Jerry shared that he was quite sick with polymyalgia rheumatica for a while. He was living on Manitoulin and lost a lot of weight. “I was in pain and couldn’t get up or dress myself. I was so discouraged. My body was wasting away. Dr. Spruit put me on prednisone and within three days I was without pain. I had three months to slowly wean myself off the prednisone at the end of the treatment cycle.”

“Favourite activities? Classical music, especially Andre Rieu. I like to watch British videos on YouTube. The beautiful death song in Madam Butterfly is amazing. Mozart is a favourite.”

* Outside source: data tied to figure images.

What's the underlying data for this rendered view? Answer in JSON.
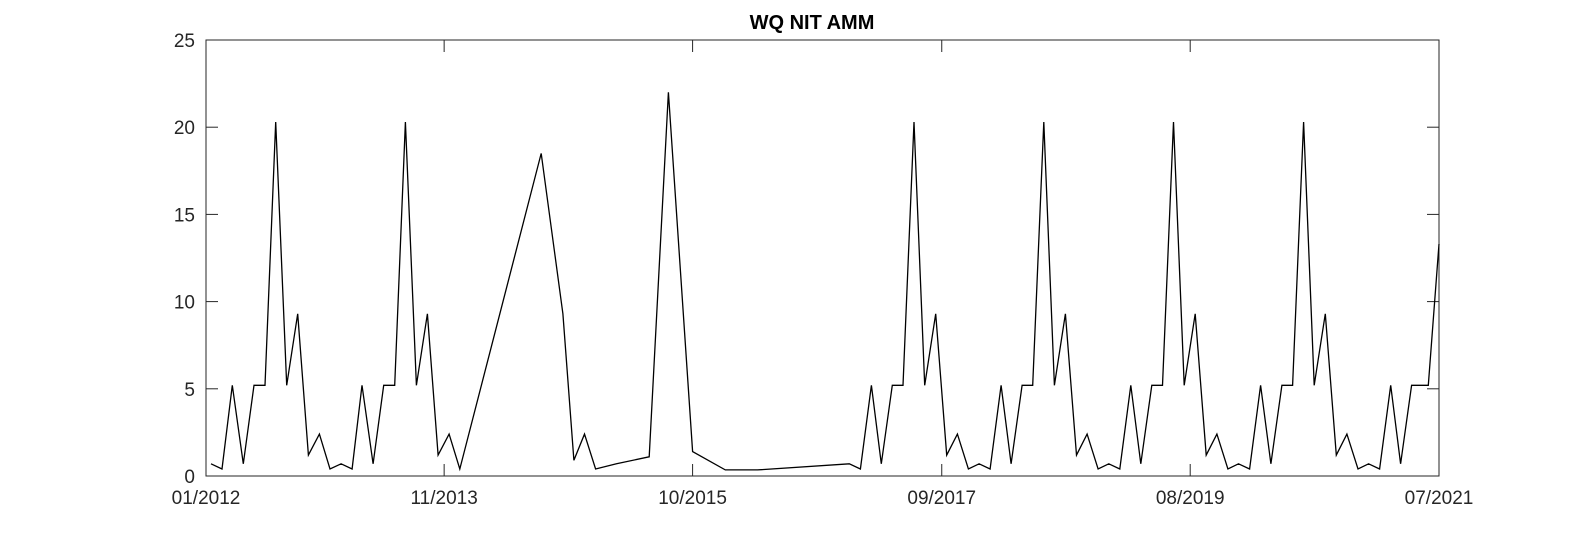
{
  "chart_data": {
    "type": "line",
    "title": "WQ NIT AMM",
    "xlabel": "",
    "ylabel": "",
    "x_axis": {
      "type": "date",
      "range": [
        "2012-01-01",
        "2021-07-01"
      ],
      "ticks": [
        "2012-01-01",
        "2013-11-01",
        "2015-10-01",
        "2017-09-01",
        "2019-08-01",
        "2021-07-01"
      ],
      "tick_labels": [
        "01/2012",
        "11/2013",
        "10/2015",
        "09/2017",
        "08/2019",
        "07/2021"
      ]
    },
    "y_axis": {
      "range": [
        0,
        25
      ],
      "ticks": [
        0,
        5,
        10,
        15,
        20,
        25
      ],
      "tick_labels": [
        "0",
        "5",
        "10",
        "15",
        "20",
        "25"
      ]
    },
    "grid": false,
    "legend": "none",
    "line_color": "#000000",
    "series": [
      {
        "points": [
          [
            "2012-01-15",
            0.7
          ],
          [
            "2012-02-15",
            0.4
          ],
          [
            "2012-03-15",
            5.2
          ],
          [
            "2012-04-15",
            0.7
          ],
          [
            "2012-05-15",
            5.2
          ],
          [
            "2012-06-15",
            5.2
          ],
          [
            "2012-07-15",
            20.3
          ],
          [
            "2012-08-15",
            5.2
          ],
          [
            "2012-09-15",
            9.3
          ],
          [
            "2012-10-15",
            1.2
          ],
          [
            "2012-11-15",
            2.4
          ],
          [
            "2012-12-15",
            0.4
          ],
          [
            "2013-01-15",
            0.7
          ],
          [
            "2013-02-15",
            0.4
          ],
          [
            "2013-03-15",
            5.2
          ],
          [
            "2013-04-15",
            0.7
          ],
          [
            "2013-05-15",
            5.2
          ],
          [
            "2013-06-15",
            5.2
          ],
          [
            "2013-07-15",
            20.3
          ],
          [
            "2013-08-15",
            5.2
          ],
          [
            "2013-09-15",
            9.3
          ],
          [
            "2013-10-15",
            1.2
          ],
          [
            "2013-11-15",
            2.4
          ],
          [
            "2013-12-15",
            0.4
          ],
          [
            "2014-08-01",
            18.5
          ],
          [
            "2014-10-01",
            9.3
          ],
          [
            "2014-11-01",
            0.9
          ],
          [
            "2014-12-01",
            2.4
          ],
          [
            "2015-01-01",
            0.4
          ],
          [
            "2015-03-01",
            0.7
          ],
          [
            "2015-06-01",
            1.1
          ],
          [
            "2015-07-25",
            22.0
          ],
          [
            "2015-10-01",
            1.4
          ],
          [
            "2016-01-01",
            0.35
          ],
          [
            "2016-04-01",
            0.35
          ],
          [
            "2016-12-15",
            0.7
          ],
          [
            "2017-01-15",
            0.4
          ],
          [
            "2017-02-15",
            5.2
          ],
          [
            "2017-03-15",
            0.7
          ],
          [
            "2017-04-15",
            5.2
          ],
          [
            "2017-05-15",
            5.2
          ],
          [
            "2017-06-15",
            20.3
          ],
          [
            "2017-07-15",
            5.2
          ],
          [
            "2017-08-15",
            9.3
          ],
          [
            "2017-09-15",
            1.2
          ],
          [
            "2017-10-15",
            2.4
          ],
          [
            "2017-11-15",
            0.4
          ],
          [
            "2017-12-15",
            0.7
          ],
          [
            "2018-01-15",
            0.4
          ],
          [
            "2018-02-15",
            5.2
          ],
          [
            "2018-03-15",
            0.7
          ],
          [
            "2018-04-15",
            5.2
          ],
          [
            "2018-05-15",
            5.2
          ],
          [
            "2018-06-15",
            20.3
          ],
          [
            "2018-07-15",
            5.2
          ],
          [
            "2018-08-15",
            9.3
          ],
          [
            "2018-09-15",
            1.2
          ],
          [
            "2018-10-15",
            2.4
          ],
          [
            "2018-11-15",
            0.4
          ],
          [
            "2018-12-15",
            0.7
          ],
          [
            "2019-01-15",
            0.4
          ],
          [
            "2019-02-15",
            5.2
          ],
          [
            "2019-03-15",
            0.7
          ],
          [
            "2019-04-15",
            5.2
          ],
          [
            "2019-05-15",
            5.2
          ],
          [
            "2019-06-15",
            20.3
          ],
          [
            "2019-07-15",
            5.2
          ],
          [
            "2019-08-15",
            9.3
          ],
          [
            "2019-09-15",
            1.2
          ],
          [
            "2019-10-15",
            2.4
          ],
          [
            "2019-11-15",
            0.4
          ],
          [
            "2019-12-15",
            0.7
          ],
          [
            "2020-01-15",
            0.4
          ],
          [
            "2020-02-15",
            5.2
          ],
          [
            "2020-03-15",
            0.7
          ],
          [
            "2020-04-15",
            5.2
          ],
          [
            "2020-05-15",
            5.2
          ],
          [
            "2020-06-15",
            20.3
          ],
          [
            "2020-07-15",
            5.2
          ],
          [
            "2020-08-15",
            9.3
          ],
          [
            "2020-09-15",
            1.2
          ],
          [
            "2020-10-15",
            2.4
          ],
          [
            "2020-11-15",
            0.4
          ],
          [
            "2020-12-15",
            0.7
          ],
          [
            "2021-01-15",
            0.4
          ],
          [
            "2021-02-15",
            5.2
          ],
          [
            "2021-03-15",
            0.7
          ],
          [
            "2021-04-15",
            5.2
          ],
          [
            "2021-06-01",
            5.2
          ],
          [
            "2021-07-01",
            13.3
          ]
        ]
      }
    ]
  }
}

“Favourite shows? Britain’s Got Talent and America’s Got Talent. Strengths? Driving trucks and riding horses. One year there were 42 wins with thoroughbreds. What do I still want to do? Go to Holland to see a live concert by Andre Rieu in Maastricht. I know that would be incredibly special. I also want to live to be 105. Anything I would have changed if I could go back in time? I would have joined the RCAF and likely stayed until retirement. Travelling? Recently I travelled to England to see some of our ancestral homes but now I like to stick to home base.” 

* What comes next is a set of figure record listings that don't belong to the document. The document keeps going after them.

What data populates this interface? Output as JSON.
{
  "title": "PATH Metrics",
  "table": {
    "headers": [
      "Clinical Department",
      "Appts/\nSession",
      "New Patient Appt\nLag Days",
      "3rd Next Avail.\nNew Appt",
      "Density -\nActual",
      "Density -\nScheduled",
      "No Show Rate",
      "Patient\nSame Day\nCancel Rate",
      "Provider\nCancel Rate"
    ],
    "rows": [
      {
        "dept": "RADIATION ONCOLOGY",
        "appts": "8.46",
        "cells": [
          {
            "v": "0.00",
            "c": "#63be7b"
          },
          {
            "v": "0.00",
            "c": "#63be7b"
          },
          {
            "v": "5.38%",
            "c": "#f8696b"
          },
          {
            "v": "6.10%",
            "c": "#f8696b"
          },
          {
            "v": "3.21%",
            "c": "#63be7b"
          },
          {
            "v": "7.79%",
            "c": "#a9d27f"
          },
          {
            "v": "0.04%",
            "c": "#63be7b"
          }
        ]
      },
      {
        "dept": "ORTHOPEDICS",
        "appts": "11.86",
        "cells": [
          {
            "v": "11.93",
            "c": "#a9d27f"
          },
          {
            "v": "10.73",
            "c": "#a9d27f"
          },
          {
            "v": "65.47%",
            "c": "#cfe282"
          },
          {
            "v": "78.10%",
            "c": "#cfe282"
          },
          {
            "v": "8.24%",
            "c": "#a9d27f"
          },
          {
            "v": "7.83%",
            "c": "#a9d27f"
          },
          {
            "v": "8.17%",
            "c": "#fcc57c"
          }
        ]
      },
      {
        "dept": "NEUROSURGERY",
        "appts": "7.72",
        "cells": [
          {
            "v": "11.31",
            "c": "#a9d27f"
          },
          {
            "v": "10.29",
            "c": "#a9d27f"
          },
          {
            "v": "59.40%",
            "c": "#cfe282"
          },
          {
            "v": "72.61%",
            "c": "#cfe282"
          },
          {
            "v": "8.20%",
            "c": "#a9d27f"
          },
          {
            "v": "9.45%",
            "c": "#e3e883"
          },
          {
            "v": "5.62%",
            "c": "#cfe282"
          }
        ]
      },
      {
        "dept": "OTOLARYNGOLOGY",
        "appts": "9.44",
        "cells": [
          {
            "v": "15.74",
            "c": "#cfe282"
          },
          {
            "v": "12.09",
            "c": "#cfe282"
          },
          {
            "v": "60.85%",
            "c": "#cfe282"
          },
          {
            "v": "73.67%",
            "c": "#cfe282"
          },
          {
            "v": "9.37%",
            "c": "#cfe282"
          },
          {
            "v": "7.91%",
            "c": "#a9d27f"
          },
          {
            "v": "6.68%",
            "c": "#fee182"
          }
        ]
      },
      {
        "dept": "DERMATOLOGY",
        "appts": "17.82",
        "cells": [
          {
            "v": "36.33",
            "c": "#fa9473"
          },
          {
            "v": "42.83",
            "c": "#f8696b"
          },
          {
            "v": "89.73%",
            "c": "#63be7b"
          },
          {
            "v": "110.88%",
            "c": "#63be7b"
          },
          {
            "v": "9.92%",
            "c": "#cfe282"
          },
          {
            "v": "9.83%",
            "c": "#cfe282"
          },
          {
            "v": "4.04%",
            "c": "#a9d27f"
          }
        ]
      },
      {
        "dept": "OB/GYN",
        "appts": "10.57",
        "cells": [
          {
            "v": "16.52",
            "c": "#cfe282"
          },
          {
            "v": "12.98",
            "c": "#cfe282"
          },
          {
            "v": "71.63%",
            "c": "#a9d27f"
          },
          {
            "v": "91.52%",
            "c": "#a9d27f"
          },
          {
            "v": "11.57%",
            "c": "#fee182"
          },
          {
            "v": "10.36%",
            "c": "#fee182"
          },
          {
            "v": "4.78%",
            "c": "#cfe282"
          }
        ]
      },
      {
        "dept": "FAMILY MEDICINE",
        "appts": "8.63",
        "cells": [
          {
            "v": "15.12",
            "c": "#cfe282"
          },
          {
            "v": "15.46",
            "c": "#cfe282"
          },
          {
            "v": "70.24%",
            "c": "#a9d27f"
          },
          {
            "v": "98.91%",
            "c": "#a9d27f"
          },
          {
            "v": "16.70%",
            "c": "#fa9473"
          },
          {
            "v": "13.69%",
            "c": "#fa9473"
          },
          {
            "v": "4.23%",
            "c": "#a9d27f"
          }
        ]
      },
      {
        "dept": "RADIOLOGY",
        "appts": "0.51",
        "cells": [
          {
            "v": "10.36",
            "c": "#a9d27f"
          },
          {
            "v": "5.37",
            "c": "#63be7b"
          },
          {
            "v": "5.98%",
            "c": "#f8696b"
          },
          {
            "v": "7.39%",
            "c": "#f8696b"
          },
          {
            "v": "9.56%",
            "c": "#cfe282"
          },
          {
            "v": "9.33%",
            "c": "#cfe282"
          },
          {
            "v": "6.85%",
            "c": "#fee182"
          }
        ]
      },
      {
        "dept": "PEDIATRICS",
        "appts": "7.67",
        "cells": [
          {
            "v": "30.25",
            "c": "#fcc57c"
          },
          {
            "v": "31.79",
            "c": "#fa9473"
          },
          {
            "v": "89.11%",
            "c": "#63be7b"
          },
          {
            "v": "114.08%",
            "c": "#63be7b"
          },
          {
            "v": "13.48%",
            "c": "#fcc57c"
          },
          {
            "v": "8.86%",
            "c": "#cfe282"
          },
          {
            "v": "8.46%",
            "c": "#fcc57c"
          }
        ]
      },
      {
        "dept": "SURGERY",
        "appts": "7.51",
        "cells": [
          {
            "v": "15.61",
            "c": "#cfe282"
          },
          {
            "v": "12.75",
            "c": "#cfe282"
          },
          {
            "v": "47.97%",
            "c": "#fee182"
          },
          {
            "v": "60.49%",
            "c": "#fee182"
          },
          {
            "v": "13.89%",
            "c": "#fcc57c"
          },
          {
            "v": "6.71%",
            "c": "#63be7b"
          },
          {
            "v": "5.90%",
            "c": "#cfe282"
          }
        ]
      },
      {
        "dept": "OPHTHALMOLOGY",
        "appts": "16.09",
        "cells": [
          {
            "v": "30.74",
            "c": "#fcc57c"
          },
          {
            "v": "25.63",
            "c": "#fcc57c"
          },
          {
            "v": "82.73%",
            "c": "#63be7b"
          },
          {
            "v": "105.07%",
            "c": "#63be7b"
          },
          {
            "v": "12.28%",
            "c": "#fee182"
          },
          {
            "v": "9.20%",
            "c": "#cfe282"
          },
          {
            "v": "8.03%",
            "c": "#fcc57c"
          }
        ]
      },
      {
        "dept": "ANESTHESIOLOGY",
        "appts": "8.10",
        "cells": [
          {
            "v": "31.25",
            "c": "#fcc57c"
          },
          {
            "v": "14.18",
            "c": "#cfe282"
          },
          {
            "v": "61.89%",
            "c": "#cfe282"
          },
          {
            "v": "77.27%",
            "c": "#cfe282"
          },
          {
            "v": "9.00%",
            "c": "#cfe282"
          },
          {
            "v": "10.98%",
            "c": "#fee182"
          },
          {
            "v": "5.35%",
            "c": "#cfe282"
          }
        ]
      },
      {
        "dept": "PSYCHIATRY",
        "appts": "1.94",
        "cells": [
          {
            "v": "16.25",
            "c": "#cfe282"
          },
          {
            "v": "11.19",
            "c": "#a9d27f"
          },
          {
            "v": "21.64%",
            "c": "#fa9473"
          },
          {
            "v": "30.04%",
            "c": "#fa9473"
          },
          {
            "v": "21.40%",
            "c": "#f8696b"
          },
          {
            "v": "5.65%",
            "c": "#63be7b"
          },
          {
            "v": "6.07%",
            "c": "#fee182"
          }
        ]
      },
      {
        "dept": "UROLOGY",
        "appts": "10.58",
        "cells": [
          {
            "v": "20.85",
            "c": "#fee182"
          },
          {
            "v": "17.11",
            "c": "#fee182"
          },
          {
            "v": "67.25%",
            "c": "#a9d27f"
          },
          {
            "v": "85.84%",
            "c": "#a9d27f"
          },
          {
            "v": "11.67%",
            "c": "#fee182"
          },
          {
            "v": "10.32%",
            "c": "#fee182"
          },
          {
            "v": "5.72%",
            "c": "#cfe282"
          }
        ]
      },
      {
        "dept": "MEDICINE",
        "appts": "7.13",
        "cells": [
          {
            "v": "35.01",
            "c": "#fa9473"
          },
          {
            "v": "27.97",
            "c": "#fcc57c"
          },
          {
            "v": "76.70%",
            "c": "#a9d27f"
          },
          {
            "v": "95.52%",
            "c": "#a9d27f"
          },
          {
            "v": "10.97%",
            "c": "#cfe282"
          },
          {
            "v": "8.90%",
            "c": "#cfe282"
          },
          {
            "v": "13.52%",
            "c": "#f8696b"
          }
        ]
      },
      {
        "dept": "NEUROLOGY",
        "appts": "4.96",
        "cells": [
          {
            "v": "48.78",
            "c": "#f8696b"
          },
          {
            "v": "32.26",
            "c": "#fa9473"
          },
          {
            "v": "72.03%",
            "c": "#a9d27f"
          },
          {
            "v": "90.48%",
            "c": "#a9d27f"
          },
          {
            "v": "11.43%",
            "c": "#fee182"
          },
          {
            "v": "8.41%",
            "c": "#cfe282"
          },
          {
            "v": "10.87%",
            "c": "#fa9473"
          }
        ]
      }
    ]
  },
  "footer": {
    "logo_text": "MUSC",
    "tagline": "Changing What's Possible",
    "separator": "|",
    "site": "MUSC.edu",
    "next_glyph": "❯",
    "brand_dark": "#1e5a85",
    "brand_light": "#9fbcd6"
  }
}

“Favourite stop on Manitoulin? Michael’s Bay hosted our favourite restaurant here. The chef was great. Both Dorothy and I loved the food. This Island is good for my border collie-husky mix, Julie, too. I can drive her to a side road and let her run. This Island also has the licenced, well-equipped and well-run Manitoulin Amateur Radio Club. It’s possible to talk to astronauts. I don’t have much equipment, but I can talk to anyone in the world. Alan Boyd, retired OPP, and Rusty Auxier, who fixes computers, are members. This place is home for me now. I enjoy the beauty and the worthy people who live here. It’s all good.”